TPU Architecture

The following is the architecture of Sophon TPU BM1684x.

Sophon TPU has a multi-core architecture. Each core is called a Neural network Processing Unit (NPU). There is an independent memory and many kinds of Execution Units (EU) in each NPU.

All NPUs execute instructios in the form of Single Instruction Multiple Data (SIMD). At a certain moment, all NPUs will execute the same instructions, but the data on each NPU is different.

The memory inside each NPU is called local memory, and the EUs can only access local memory. The data needs to be copied from system memory (usually global memory) to NPU local memory by GDMA before it can be accessed by EUs. CDMA, GDMA and BDC can run in parallel.

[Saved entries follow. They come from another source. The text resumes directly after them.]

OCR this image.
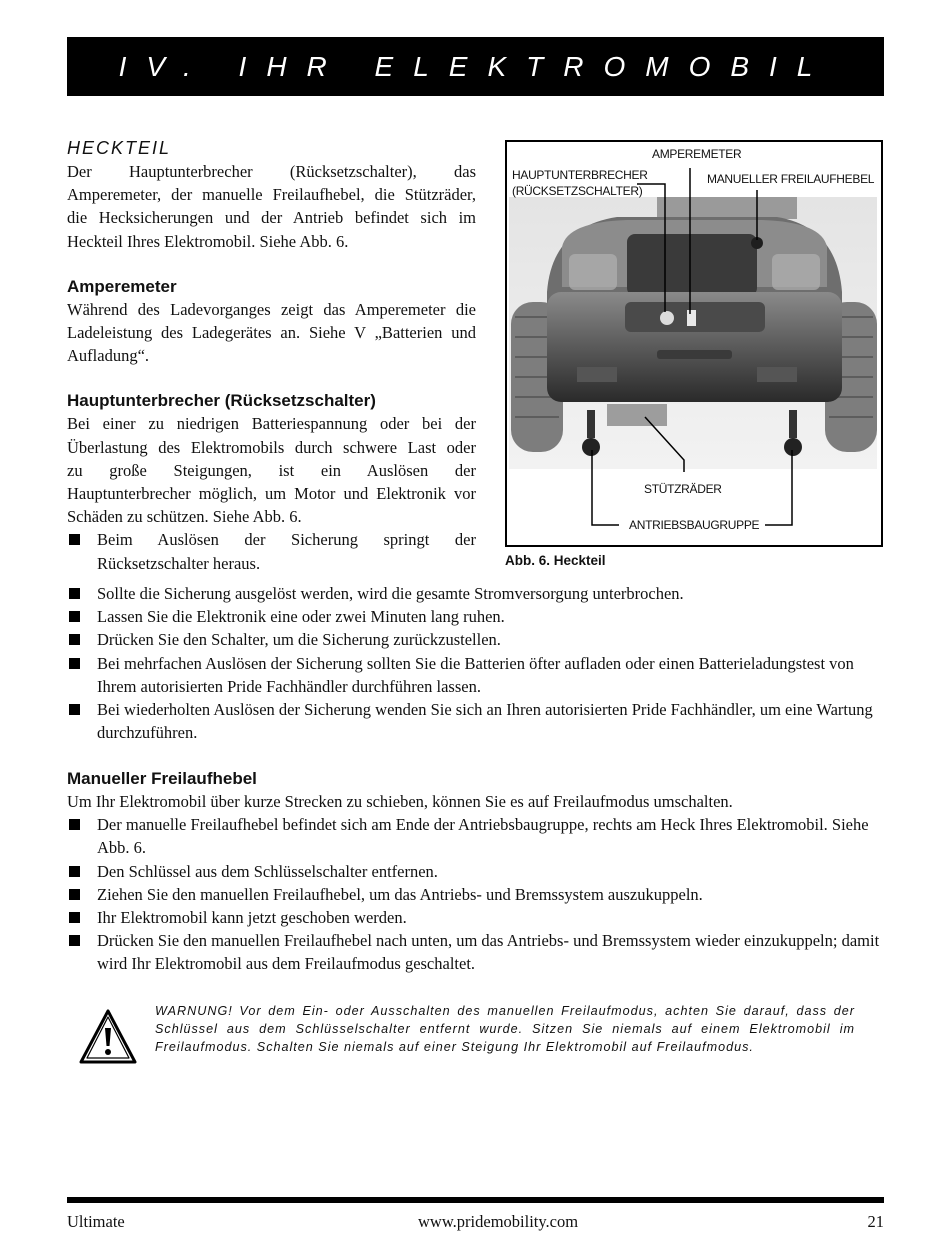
IV. IHR ELEKTROMOBIL
HECKTEIL

Der Hauptunterbrecher (Rücksetzschalter), das

Amperemeter, der manuelle Freilaufhebel, die Stützräder,

die Hecksicherungen und der Antrieb befindet sich im

Heckteil Ihres Elektromobil. Siehe Abb. 6.

Amperemeter

Während des Ladevorganges zeigt das Amperemeter die

Ladeleistung des Ladegerätes an. Siehe V „Batterien und

Aufladung“.

Hauptunterbrecher (Rücksetzschalter)

Bei einer zu niedrigen Batteriespannung oder bei der

Überlastung des Elektromobils durch schwere Last oder

zu große Steigungen, ist ein Auslösen der

Hauptunterbrecher möglich, um Motor und Elektronik vor

Schäden zu schützen. Siehe Abb. 6.

Beim Auslösen der Sicherung springt der

Rücksetzschalter heraus.

AMPEREMETER
HAUPTUNTERBRECHER
(RÜCKSETZSCHALTER)
MANUELLER FREILAUFHEBEL
STÜTZRÄDER
ANTRIEBSBAUGRUPPE
Abb. 6. Heckteil
Sollte die Sicherung ausgelöst werden, wird die gesamte Stromversorgung unterbrochen.
Lassen Sie die Elektronik eine oder zwei Minuten lang ruhen.
Drücken Sie den Schalter, um die Sicherung zurückzustellen.
Bei mehrfachen Auslösen der Sicherung sollten Sie die Batterien öfter aufladen oder einen Batterieladungstest von Ihrem autorisierten Pride Fachhändler durchführen lassen.
Bei wiederholten Auslösen der Sicherung wenden Sie sich an Ihren autorisierten Pride Fachhändler, um eine Wartung durchzuführen.
Manueller Freilaufhebel

Um Ihr Elektromobil über kurze Strecken zu schieben, können Sie es auf Freilaufmodus umschalten.

Der manuelle Freilaufhebel befindet sich am Ende der Antriebsbaugruppe, rechts am Heck Ihres Elektromobil. Siehe Abb. 6.
Den Schlüssel aus dem Schlüsselschalter entfernen.
Ziehen Sie den manuellen Freilaufhebel, um das Antriebs- und Bremssystem auszukuppeln.
Ihr Elektromobil kann jetzt geschoben werden.
Drücken Sie den manuellen Freilaufhebel nach unten, um das Antriebs- und Bremssystem wieder einzukuppeln; damit wird Ihr Elektromobil aus dem Freilaufmodus geschaltet.
WARNUNG! Vor dem Ein- oder Ausschalten des manuellen Freilaufmodus, achten Sie darauf, dass der Schlüssel aus dem Schlüsselschalter entfernt wurde. Sitzen Sie niemals auf einem Elektromobil im Freilaufmodus. Schalten Sie niemals auf einer Steigung Ihr Elektromobil auf Freilaufmodus.
Ultimate	www.pridemobility.com	21
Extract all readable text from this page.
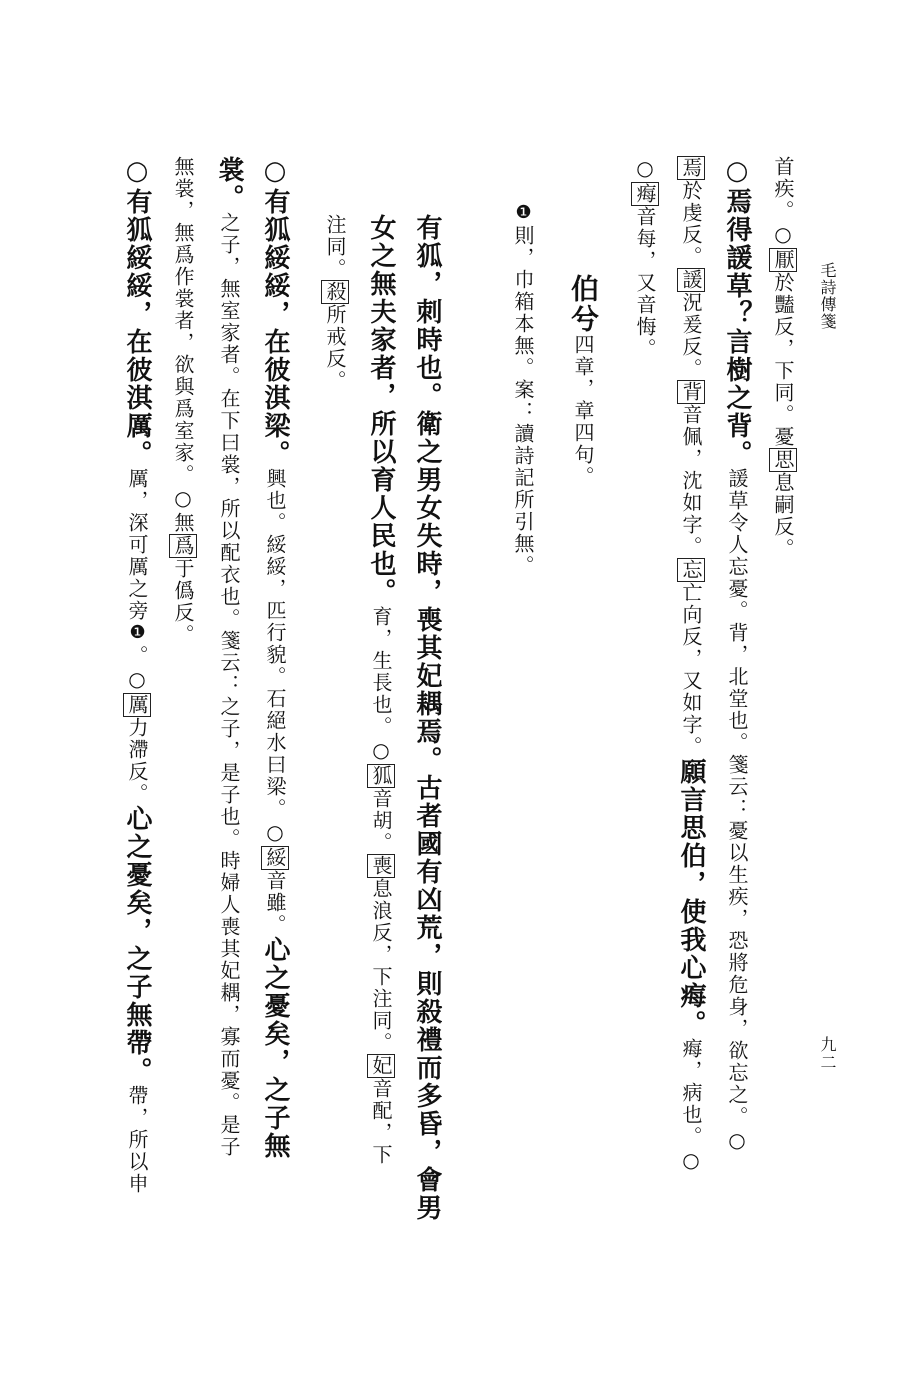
毛詩傳箋
九二
首疾。○厭於豔反，下同。憂思息嗣反。
○焉得諼草？言樹之背。諼草令人忘憂。背，北堂也。箋云：憂以生疾，恐將危身，欲忘之。○
焉於虔反。諼況爰反。背音佩，沈如字。忘亡向反，又如字。願言思伯，使我心痗。痗，病也。○
○痗音每，又音悔。
伯兮四章，章四句。
❶則，巾箱本無。案：讀詩記所引無。
有狐，刺時也。衛之男女失時，喪其妃耦焉。古者國有凶荒，則殺禮而多昏，會男
女之無夫家者，所以育人民也。育，生長也。○狐音胡。喪息浪反，下注同。妃音配，下
注同。殺所戒反。
○有狐綏綏，在彼淇梁。興也。綏綏，匹行貌。石絕水曰梁。○綏音雖。心之憂矣，之子無
裳。之子，無室家者。在下曰裳，所以配衣也。箋云：之子，是子也。時婦人喪其妃耦，寡而憂。是子
無裳，無爲作裳者，欲與爲室家。○無爲于僞反。
○有狐綏綏，在彼淇厲。厲，深可厲之旁❶。○厲力滯反。心之憂矣，之子無帶。帶，所以申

The calculation acceleration of TPU is usually divided into the following steps:

Copy the data from the host-side memory to the TPU’s system memory (global memory).

Copy the data from system memory (global memory) to local memory.

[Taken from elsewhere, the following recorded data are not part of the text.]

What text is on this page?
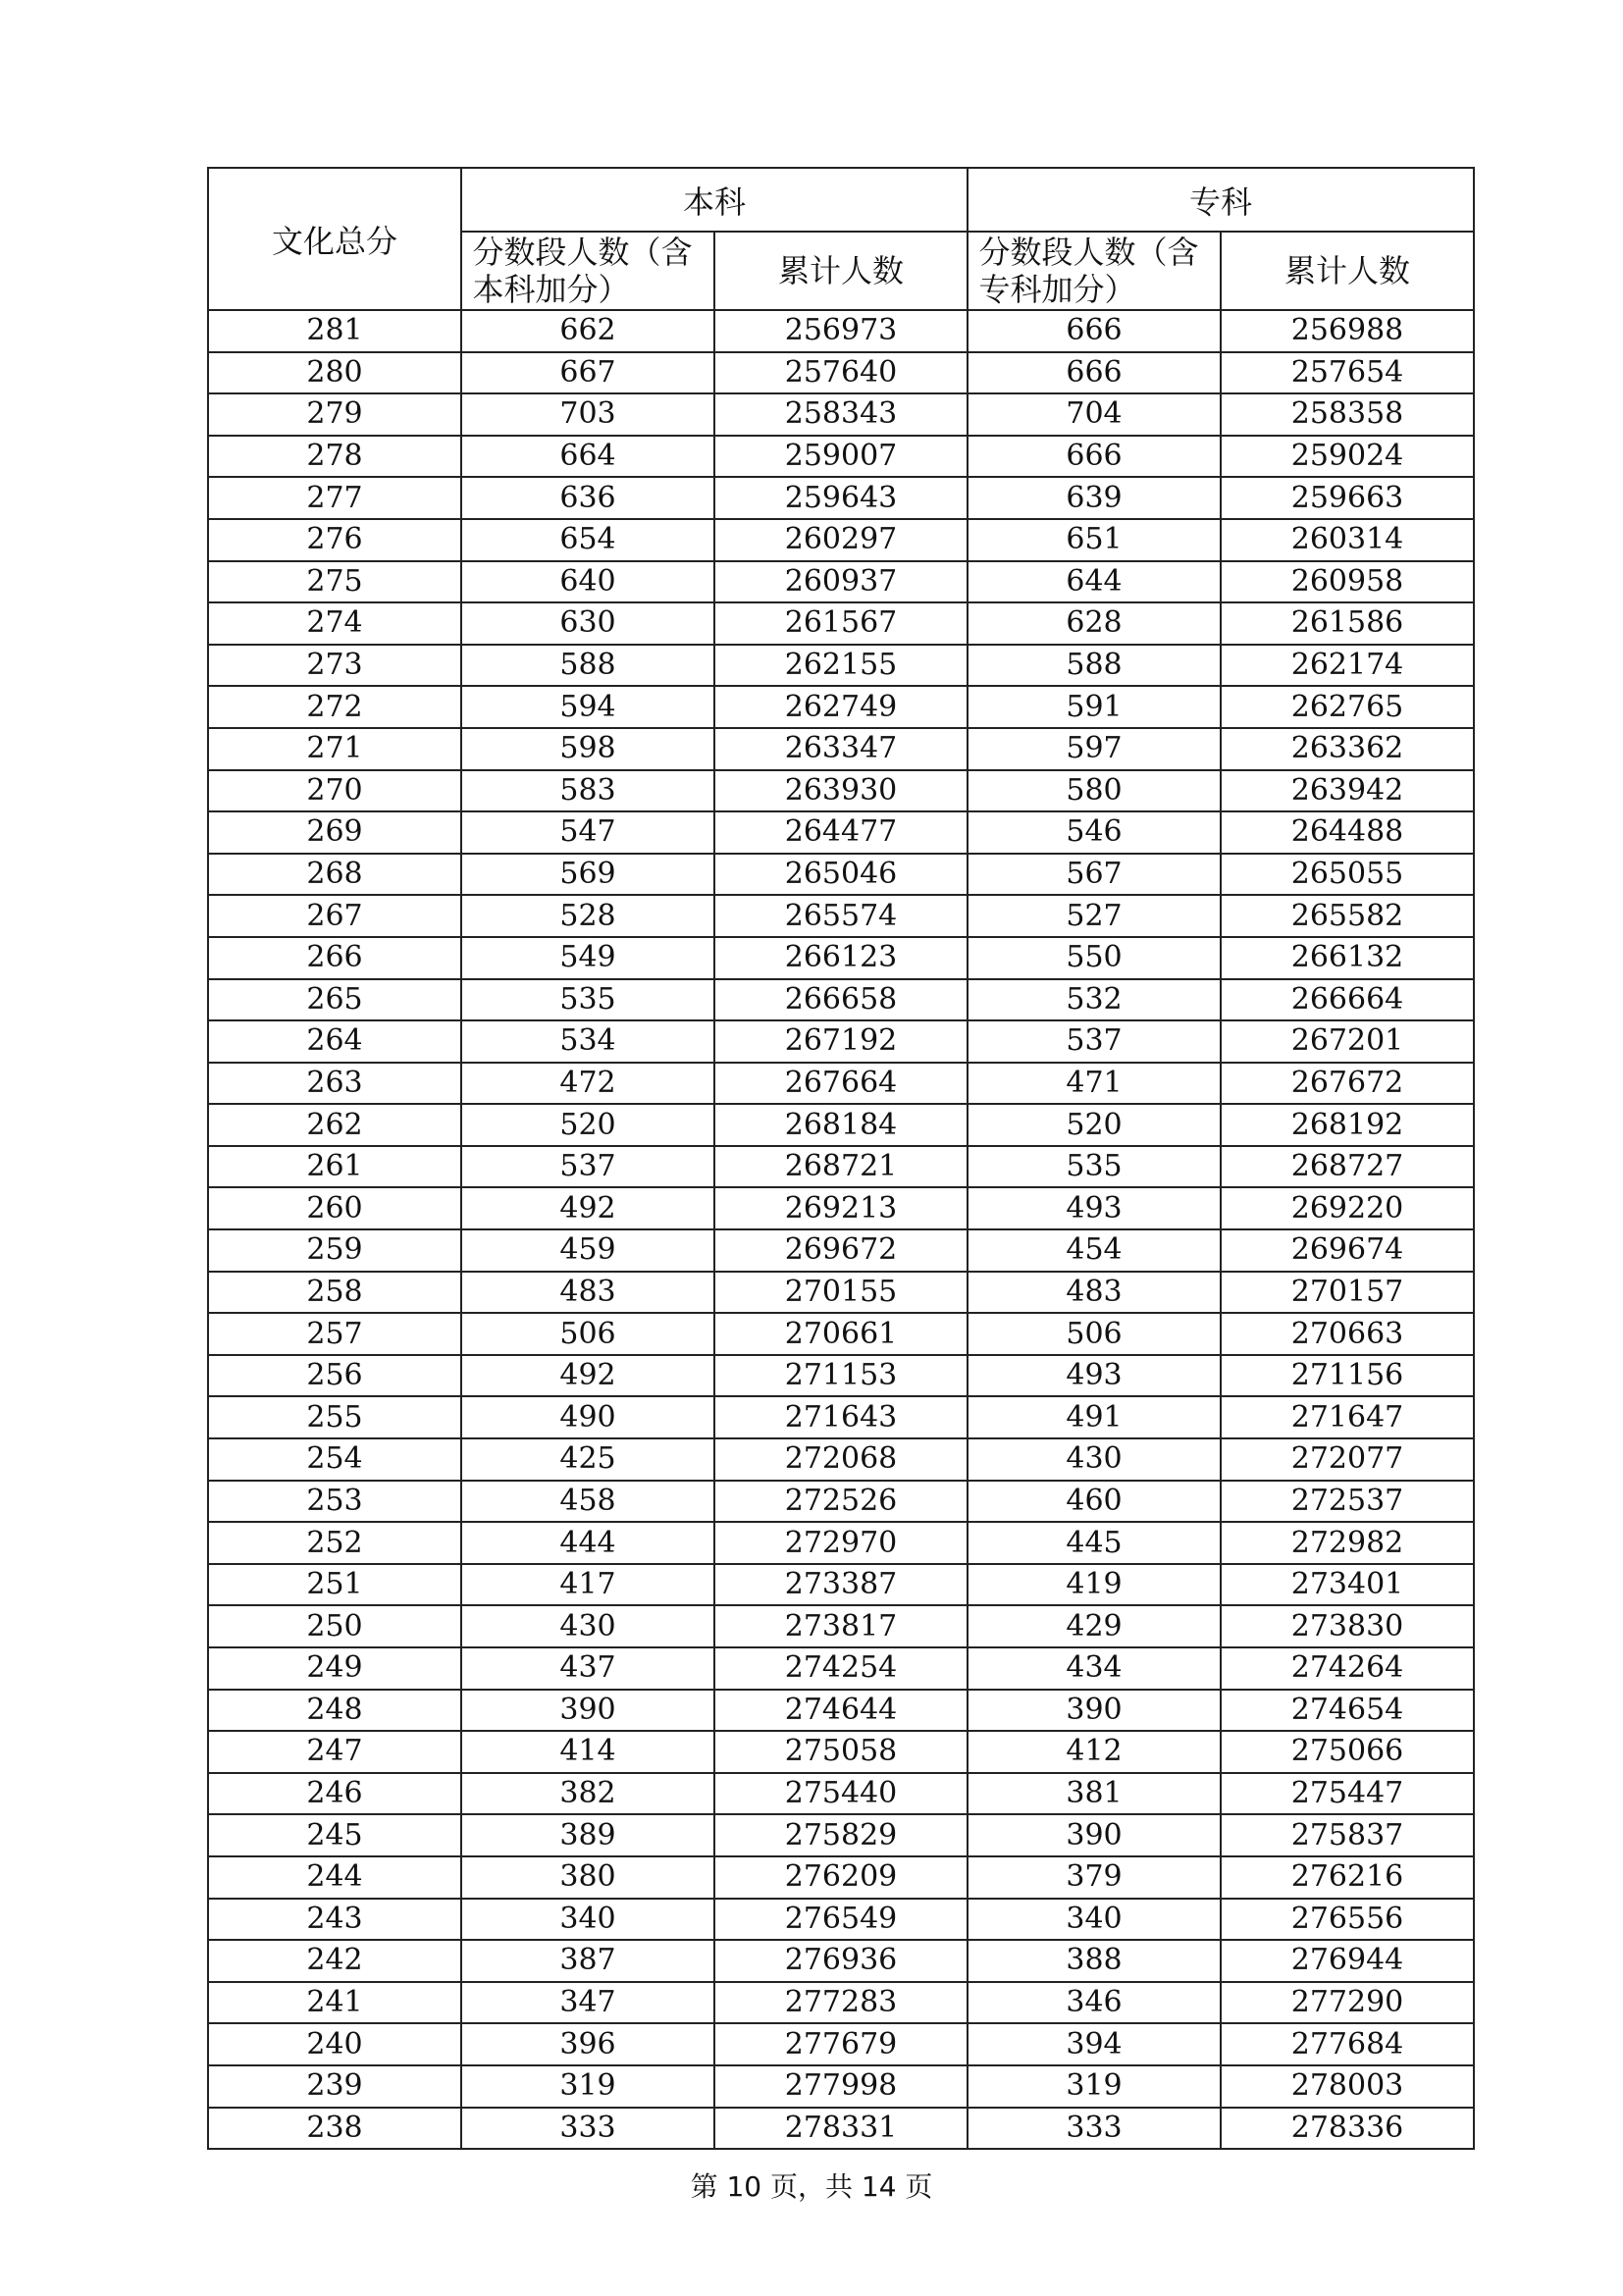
文化总分	本科		专科	
	分数段人数（含本科加分）	累计人数	分数段人数（含专科加分）	累计人数
281	662	256973	666	256988
280	667	257640	666	257654
279	703	258343	704	258358
278	664	259007	666	259024
277	636	259643	639	259663
276	654	260297	651	260314
275	640	260937	644	260958
274	630	261567	628	261586
273	588	262155	588	262174
272	594	262749	591	262765
271	598	263347	597	263362
270	583	263930	580	263942
269	547	264477	546	264488
268	569	265046	567	265055
267	528	265574	527	265582
266	549	266123	550	266132
265	535	266658	532	266664
264	534	267192	537	267201
263	472	267664	471	267672
262	520	268184	520	268192
261	537	268721	535	268727
260	492	269213	493	269220
259	459	269672	454	269674
258	483	270155	483	270157
257	506	270661	506	270663
256	492	271153	493	271156
255	490	271643	491	271647
254	425	272068	430	272077
253	458	272526	460	272537
252	444	272970	445	272982
251	417	273387	419	273401
250	430	273817	429	273830
249	437	274254	434	274264
248	390	274644	390	274654
247	414	275058	412	275066
246	382	275440	381	275447
245	389	275829	390	275837
244	380	276209	379	276216
243	340	276549	340	276556
242	387	276936	388	276944
241	347	277283	346	277290
240	396	277679	394	277684
239	319	277998	319	278003
238	333	278331	333	278336
第 10 页，共 14 页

Calculate the data from local memory, and return the calculation result to local memory.

Copy the results from local memory back to global memory.

Copy the results from global memory back to the host-side memory.

Memory Types

The TPU contains the following memory types:

System Memory

Global Memory: Off-chip memory (DDR).

L2-SRAM: On-chip memory, it can be used as intermediate cache.

Local Memory : On-chip memory, it is mainly used to store the data for BDC.